Line of Descent
Riverside Theatre — Opens Friday, Jan. 29 at 7:30 p.m.
Riverside Theater is no stranger to new works; as a core member of the National New Play Network, a partner with many local playwrights, and the producer of an annual festival of new monologues (formerly Walking the Wire, this year called Roar!), countless comedies, tragedies and somethings-in-between have had their first outing on the Riverside stage. Sam Osheroff, Riverside’s new Artistic Director, is continuing that tradition with his upcoming production of William McCauley’s Line of Descent.
Billed as “a very good play about very bad people,” Descent centers around four dishonest characters trying to cheat each other out of a dead woman’s will. Osheroff points out how poorly the people in this comedy behave: “They are opportunistic, greedy, self-serving and they take themselves very, very seriously,” he says.
This is par for the course in any good farce.

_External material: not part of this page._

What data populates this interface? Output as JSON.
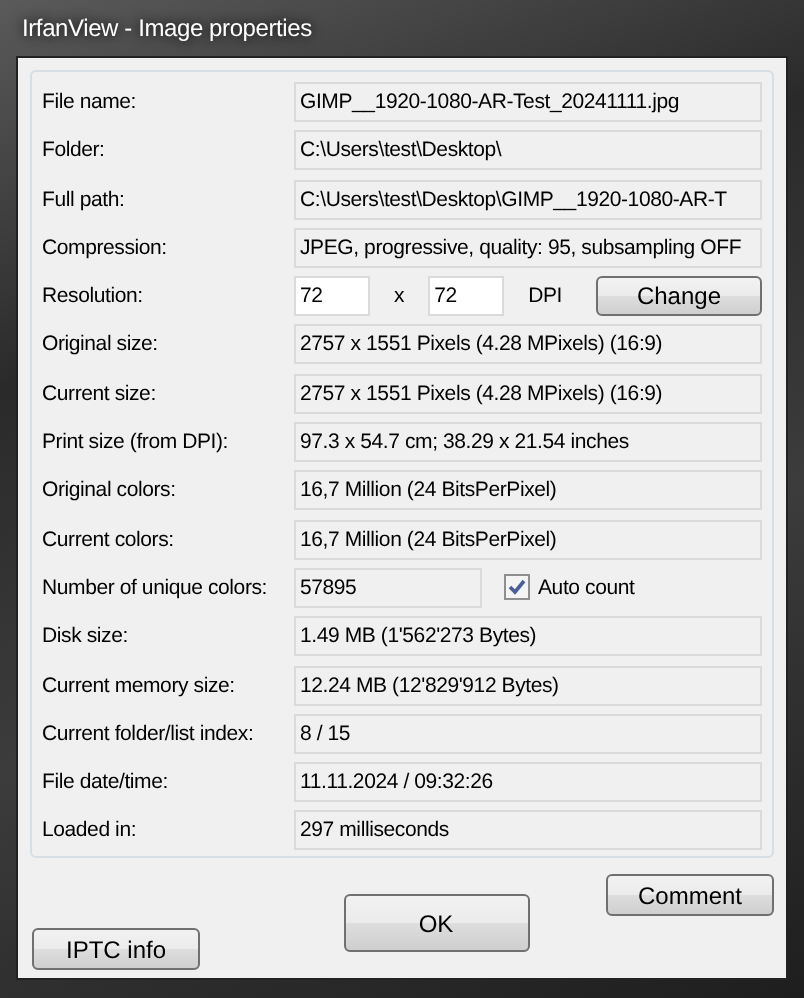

Farces center around people with huge, desperate needs, willing to go to any lengths to fulfill them, which typically pushes forward a zany plot full of mistaken identity, tricks, disguises and general confusion. Line of Descent is no different. McCauley’s script is fast-paced, highly stylized and bordering on the absurd. It satirizes antisocial behavior, but at the same time is very fun to watch. Osheroff attributes this fun to a sort of vicarious acting out of our worse impulses. “There’s something incredibly enjoyable in watching people unabashedly indulge in childish behaviors,” he explains, “because, somewhere deep down, we’d (occasionally) like to do the same thing.”
Riverside audiences can continue to look forward to new plays. Osherhoff, in this case, was actively looking for a comedy for the January/February slot, and found the script to Line of Descent. Riverside has another, more formal network for finding new works, however: it is a member of the National New Play Network, which is dedicated to developing new works around the country. The NNPN is known for the “rolling world premiere,” in which a play is staged in several different theatres in the same season, giving the playwright extra exposure and a chance to get feedback from a variety of companies and audiences. Riverside plans to stage another rolling world premiere next season, as well as other premiers. Osheroff finds new voices essential to the theatre, because they keep styles fresh and keep us connected to current events.
Line of Descent opens Jan. 29 and runs through Feb. 21 at Riverside Theatre, 213 N Gilbert St. It stars Seven Marc Weiss, Kris Danford, Kristy Hartsgrove Mooers and Rian Jairell. Sound and lightning design are by Drew Bielinski. Tickets and more information are available on Riverside’s website. McCauley himself will give a talk on the art and history of theatrical comedy at the Iowa City Public Library Tuesday, Feb. 2 at 4 p.m., and again at the theatre that night at 7 p.m.